- Directed by: Malcolm St. Clair
- Screenplay by: Rex Taylor
- Story by: Rex Taylor
- Based on: George Washington Jr. by George M. Cohan
- Starring: Wesley Barry Gertrude Olmstead Léon Bary Heinie Conklin Otis Harlan William Courtright
- Cinematography: Edwin B. DuPar
- Production company: Warner Bros.
- Distributed by: Warner Bros.
- Release date: February 2, 1924;
- Running time: 60 minutes
- Country: United States
- Language: Silent (English intertitles)

= George Washington Jr. (film) =

1924 film

George Washington Jr. is a lost 1924 American silent comedy film directed by Malcolm St. Clair and written by Rex Taylor. It is based on the 1906 play George Washington Jr. by George M. Cohan. The film stars Wesley Barry, Gertrude Olmstead, Léon Bary, Heinie Conklin, Otis Harlan, and William Courtright. The film was released by Warner Bros. on February 2, 1924.

==Plot==
As described in a film magazine review, Count Gorfa, anarchist leader, steals the private records of a Senate Investigative Committee, the loss of which threatens the political fortunes of Senator Belgrave, whose daughter the Count wishes to wed. The Senator's son, the young George Washington Belgrave, and his friend Robert Lee Hopkins trail the anarchists. After many adventures and burlesques of historical fables, the documents are recovered and the Senator is saved.

==Production==
Director Malcolm St. Clair had just completed his film series on boxing, Fighting Blood, for FBO studios when Warner Bros. when engaged his to direct George Washington Jr., his first feature film.
The well-known comic, Wesley Barry, referred to as “Freckles” for his boyish behavior on screen, who typically “substituted distorted facial muscles and enthusiastic gesticulation for acting” was cast in the lead role.

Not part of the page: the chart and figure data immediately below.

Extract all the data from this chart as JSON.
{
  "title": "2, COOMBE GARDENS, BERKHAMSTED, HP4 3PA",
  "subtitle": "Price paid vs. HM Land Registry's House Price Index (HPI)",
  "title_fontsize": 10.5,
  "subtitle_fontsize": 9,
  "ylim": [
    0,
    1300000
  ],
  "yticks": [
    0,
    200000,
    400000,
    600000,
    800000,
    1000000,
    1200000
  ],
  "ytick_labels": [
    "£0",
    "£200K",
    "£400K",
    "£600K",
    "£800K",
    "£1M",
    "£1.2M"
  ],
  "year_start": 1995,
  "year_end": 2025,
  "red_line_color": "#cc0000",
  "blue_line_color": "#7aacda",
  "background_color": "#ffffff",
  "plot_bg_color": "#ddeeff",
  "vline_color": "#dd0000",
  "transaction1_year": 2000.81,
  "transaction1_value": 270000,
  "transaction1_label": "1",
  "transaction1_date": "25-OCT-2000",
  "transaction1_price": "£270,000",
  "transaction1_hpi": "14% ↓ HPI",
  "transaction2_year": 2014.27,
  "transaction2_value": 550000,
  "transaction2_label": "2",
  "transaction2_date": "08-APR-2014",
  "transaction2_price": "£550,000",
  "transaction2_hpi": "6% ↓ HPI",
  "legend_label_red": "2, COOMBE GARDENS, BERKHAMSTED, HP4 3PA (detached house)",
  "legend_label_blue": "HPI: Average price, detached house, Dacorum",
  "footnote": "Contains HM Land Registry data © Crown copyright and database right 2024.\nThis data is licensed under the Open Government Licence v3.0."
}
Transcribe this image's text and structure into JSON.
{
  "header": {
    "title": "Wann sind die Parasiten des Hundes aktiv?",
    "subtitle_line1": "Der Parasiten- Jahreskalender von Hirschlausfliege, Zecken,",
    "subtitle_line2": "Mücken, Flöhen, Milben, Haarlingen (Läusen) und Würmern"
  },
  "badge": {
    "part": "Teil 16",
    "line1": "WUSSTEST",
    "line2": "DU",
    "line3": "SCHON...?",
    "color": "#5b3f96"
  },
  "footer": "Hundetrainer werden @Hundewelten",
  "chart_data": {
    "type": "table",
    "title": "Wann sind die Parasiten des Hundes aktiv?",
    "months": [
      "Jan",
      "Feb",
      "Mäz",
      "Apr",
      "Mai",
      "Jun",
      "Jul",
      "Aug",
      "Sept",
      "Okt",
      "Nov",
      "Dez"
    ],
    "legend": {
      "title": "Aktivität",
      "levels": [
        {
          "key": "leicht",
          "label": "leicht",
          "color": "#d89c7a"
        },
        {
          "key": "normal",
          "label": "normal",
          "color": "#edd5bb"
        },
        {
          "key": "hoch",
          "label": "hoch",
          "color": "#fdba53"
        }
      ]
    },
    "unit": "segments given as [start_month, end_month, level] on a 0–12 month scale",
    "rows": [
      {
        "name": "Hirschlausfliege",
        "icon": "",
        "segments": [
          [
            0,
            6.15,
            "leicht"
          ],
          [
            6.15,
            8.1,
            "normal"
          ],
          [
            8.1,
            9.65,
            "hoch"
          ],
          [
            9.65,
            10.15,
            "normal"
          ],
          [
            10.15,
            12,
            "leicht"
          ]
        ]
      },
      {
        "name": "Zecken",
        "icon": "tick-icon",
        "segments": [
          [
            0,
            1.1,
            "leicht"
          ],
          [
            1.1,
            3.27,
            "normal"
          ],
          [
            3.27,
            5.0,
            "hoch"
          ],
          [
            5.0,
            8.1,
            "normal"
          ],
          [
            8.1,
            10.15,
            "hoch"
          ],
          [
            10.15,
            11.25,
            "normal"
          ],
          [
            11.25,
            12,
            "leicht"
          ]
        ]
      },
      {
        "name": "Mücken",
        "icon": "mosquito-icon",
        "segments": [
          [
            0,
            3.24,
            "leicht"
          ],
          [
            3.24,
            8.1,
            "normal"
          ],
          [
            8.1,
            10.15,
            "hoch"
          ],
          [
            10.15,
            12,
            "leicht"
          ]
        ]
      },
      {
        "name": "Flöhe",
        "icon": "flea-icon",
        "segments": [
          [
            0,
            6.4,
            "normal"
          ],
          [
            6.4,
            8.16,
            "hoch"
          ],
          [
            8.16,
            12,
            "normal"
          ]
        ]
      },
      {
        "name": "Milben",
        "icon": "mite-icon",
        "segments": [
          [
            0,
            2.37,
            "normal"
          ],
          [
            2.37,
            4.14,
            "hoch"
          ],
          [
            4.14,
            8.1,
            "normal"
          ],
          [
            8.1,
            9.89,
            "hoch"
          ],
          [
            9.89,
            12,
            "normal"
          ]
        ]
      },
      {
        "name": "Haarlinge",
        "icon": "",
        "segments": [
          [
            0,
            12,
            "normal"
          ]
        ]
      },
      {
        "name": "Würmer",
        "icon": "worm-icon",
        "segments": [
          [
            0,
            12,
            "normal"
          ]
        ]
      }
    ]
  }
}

Director St. Clair, an “advocate of the naturalistic school of acting,” coached the 16-year-old Barry so as to elicit a measure of maturity in his portrayal of the young “Washington.” Whether the acting coach Josephine Dillon was involved in tutoring Barry is not known for certain, but his performance in the film exhibited a maturity that eschewed his trademark “mugging” and “hamming.”
The role of the servant Eton Ham was played by Conklin in blackface.

==Reception==
Critics were divided over St. Clair's handling of Wesley Barry's performance. Motion Picture News described the actor's more mature screen persona as a “vast improvement” that still delivered comic effect. The reviewer in Variety registered disappointment that Barry's antics, especially his facial grimaces, were absent, but found the film to be “not a little fun” and good entertainment.

On the strength of the film's box office success, Warner Bros. executives provided director St. Clair with two-film contract.